Читать книгу Tom Brown at Rugby - Hughes Thomas - Страница 32
PART I
CHAPTER III
SUNDRY WARS AND ALLIANCES
THE "WISE MAN'S" SURROUNDINGS
ОглавлениеThe farmer's cottage was very like those of the better class of peasantry in general. A snug chimney-corner with two seats and a small carpet on the hearth, an old flint gun and a pair of spurs over the fire-place, a dresser209 with shelves, on which some bright pewter plates and crockery-ware were arranged, an old walnut table, a few chairs and settles,210 some framed samplers211 and an old print or two, and a book-case with some dozen volumes on the walls, a rack with flitches212 of bacon and other stores fastened to the ceiling, and you have the best part of the furniture. No sign of occult art is to be seen, unless the bundles of dried herbs hanging to the rack and in the ingle,213 and the row of labelled vials on one of the shelves betoken it.

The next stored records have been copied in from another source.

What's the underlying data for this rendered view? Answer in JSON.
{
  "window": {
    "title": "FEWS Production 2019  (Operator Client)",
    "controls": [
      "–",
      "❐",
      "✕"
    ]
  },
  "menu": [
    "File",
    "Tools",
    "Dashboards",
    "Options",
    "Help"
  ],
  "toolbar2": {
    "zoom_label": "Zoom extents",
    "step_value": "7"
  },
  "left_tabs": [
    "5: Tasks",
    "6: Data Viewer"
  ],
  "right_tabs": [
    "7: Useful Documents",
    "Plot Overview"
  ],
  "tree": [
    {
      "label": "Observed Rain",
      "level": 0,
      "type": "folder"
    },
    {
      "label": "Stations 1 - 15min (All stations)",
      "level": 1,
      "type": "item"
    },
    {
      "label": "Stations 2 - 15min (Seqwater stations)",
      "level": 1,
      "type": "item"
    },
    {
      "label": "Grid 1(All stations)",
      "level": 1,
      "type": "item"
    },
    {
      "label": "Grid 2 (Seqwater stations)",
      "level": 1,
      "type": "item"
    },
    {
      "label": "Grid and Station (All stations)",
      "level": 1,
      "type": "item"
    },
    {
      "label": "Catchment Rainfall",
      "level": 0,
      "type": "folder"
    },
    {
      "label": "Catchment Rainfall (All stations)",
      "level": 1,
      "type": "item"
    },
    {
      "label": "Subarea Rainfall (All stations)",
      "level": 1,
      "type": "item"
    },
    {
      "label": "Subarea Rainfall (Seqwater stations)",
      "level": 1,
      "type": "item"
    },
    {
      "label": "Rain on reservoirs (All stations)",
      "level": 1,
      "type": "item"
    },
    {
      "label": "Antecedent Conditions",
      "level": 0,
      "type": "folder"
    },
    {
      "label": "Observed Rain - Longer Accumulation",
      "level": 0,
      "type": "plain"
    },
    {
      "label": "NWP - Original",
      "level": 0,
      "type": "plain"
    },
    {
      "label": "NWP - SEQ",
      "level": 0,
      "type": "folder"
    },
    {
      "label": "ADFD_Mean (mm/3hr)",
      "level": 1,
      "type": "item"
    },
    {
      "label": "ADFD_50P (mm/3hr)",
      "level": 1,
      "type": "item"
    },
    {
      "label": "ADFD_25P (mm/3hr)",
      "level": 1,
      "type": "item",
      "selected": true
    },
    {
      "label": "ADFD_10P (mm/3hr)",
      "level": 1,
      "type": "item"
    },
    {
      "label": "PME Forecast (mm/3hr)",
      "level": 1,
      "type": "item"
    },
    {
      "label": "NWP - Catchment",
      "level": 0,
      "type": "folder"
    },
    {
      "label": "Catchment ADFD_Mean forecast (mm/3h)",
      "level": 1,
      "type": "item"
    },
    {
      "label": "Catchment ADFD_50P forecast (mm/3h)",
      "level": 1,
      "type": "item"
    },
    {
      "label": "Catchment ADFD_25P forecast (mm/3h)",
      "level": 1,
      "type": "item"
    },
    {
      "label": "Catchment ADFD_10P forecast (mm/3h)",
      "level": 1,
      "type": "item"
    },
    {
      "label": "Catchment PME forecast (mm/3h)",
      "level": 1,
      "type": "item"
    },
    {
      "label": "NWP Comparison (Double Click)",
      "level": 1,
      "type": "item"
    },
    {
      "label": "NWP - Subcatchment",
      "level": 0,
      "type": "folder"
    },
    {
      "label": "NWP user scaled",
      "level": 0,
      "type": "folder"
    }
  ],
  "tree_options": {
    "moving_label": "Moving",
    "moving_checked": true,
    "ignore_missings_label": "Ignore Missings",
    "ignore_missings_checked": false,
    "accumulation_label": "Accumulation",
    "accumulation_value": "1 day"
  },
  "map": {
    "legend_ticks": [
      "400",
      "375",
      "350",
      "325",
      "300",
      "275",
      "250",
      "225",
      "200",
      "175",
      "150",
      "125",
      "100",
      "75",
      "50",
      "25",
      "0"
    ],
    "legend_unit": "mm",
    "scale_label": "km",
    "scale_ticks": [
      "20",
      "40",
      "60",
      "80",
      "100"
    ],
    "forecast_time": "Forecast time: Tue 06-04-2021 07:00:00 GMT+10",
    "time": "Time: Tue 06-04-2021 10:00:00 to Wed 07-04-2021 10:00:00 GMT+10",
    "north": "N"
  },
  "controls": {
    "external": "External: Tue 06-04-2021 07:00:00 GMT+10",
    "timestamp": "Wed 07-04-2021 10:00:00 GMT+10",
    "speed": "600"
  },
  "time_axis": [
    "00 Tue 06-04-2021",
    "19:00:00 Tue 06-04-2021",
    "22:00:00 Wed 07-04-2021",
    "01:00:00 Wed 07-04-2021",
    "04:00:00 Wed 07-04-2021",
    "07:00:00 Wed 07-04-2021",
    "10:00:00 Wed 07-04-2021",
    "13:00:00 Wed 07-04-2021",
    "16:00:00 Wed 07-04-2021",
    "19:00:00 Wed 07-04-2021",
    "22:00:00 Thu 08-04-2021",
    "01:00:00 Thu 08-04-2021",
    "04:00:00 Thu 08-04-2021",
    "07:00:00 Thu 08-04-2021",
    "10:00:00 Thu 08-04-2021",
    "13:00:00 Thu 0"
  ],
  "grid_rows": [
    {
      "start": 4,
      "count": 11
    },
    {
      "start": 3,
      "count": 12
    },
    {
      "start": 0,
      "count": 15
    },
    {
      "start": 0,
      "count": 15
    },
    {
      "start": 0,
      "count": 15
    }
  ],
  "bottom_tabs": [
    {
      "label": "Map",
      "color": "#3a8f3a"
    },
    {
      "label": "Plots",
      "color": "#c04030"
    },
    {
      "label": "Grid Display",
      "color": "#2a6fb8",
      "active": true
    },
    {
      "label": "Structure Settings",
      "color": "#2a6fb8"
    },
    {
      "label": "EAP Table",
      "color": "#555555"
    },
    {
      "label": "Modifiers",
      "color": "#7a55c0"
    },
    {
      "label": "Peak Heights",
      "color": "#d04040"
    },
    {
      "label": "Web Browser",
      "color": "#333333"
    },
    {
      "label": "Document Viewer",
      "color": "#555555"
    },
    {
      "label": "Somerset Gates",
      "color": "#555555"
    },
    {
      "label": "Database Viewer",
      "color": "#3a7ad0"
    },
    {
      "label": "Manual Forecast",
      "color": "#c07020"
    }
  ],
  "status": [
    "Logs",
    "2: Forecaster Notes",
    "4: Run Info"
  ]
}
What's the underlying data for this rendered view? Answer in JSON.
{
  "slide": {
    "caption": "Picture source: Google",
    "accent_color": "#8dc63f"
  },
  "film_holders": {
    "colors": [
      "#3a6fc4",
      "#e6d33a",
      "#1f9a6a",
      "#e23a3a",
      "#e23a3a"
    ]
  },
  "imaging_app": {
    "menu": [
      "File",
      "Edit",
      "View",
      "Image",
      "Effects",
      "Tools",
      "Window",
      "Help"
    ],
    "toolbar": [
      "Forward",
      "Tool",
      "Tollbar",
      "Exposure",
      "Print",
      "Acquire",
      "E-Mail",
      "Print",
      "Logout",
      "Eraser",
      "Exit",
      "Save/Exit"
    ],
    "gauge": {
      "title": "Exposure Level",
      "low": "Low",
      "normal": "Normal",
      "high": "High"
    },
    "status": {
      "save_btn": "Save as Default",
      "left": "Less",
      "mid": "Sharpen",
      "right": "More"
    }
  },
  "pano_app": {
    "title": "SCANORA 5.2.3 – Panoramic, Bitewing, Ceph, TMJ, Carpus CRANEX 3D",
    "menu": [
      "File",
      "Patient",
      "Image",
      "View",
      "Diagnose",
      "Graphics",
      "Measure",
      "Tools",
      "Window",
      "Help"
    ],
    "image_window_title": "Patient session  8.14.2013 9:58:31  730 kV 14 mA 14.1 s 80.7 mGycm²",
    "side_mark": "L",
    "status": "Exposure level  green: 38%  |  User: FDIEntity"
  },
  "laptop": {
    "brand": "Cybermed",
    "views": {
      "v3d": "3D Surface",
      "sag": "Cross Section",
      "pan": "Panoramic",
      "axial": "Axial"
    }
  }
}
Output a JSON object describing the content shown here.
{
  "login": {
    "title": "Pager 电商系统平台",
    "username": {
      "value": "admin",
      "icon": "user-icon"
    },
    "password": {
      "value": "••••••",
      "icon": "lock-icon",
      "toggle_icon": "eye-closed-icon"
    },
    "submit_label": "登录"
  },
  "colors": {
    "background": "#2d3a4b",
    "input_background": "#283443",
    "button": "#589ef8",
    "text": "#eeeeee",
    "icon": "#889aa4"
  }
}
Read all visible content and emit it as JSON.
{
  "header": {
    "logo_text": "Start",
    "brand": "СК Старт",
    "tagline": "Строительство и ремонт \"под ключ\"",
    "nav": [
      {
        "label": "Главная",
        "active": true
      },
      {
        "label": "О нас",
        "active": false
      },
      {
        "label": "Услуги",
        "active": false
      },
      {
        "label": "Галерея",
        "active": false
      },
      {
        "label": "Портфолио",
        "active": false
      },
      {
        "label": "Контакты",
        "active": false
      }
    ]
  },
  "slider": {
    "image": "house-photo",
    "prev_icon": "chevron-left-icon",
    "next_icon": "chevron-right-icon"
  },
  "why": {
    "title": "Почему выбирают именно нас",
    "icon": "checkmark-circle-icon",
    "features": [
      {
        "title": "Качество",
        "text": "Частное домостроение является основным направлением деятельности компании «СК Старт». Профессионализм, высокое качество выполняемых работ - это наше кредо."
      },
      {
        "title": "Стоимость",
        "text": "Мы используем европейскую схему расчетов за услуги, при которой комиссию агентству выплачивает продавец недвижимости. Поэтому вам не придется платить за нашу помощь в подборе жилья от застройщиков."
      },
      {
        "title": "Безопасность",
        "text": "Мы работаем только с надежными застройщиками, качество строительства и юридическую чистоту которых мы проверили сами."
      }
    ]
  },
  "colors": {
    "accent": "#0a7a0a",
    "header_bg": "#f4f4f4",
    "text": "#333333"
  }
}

Tom played about with some kittens who occupied the hearth, and with a goat who walked demurely in at the open door, while their host and Benjy spread the table for dinner – and was soon engaged in conflict with the cold meat, to which he did much honor. The two old men's talk was of old comrades and their deeds, mute inglorious Miltons214 of the Vale, and of the doings thirty years back – which didn't interest him much, except when they spoke of the making of the canal; and then, indeed, he began to listen with all his ears, and learned, to his no small wonder, that his dear and wonderful canal had not been there always – was not, in fact, as old as Benjy or Farmer Ives, which caused a strange commotion in his small brain.
After dinner Benjy called attention to a wart which Tom had on the knuckles of his hand, and which the family doctor had been trying his skill on without success, and begged the farmer to charm it away. Farmer Ives looked at it, muttered something or another over it, and cut some notches in a short stick, which he handed to Benjy, giving him instructions for cutting it down on certain days, and cautioning Tom not to meddle with the wart for a fortnight. And then they strolled out and sat on a bench in the sun with their pipes, and the pigs came up and grunted sociably and let Tom scratch them; and the farmer, seeing how he liked animals, stood up and held his arms in the air and gave a call, which brought a flock of pigeons wheeling and dashing through the birch-trees. They settled down in clusters on the farmer's arms and shoulders, making love to him and scrambling over one another's back to get to his face; and then he threw them all off, and they fluttered about close by, and lighted on him again and again when he held up his arms. All the creatures about the place were clean and fearless, quite unlike their relations elsewhere; and Tom begged to be taught how to make all the pigs and cows and poultry in our village tame, at which the farmer only gave one of his grim chuckles.
209
Dresser: a sideboard or cupboard.
210
Settle: a bench.
211
Sampler: a pattern for needlework.
212
Flitch: a side of bacon.
213
Ingle: chimney-corner.
214
"Mute, inglorious Miltons": see Gray's "Elegy."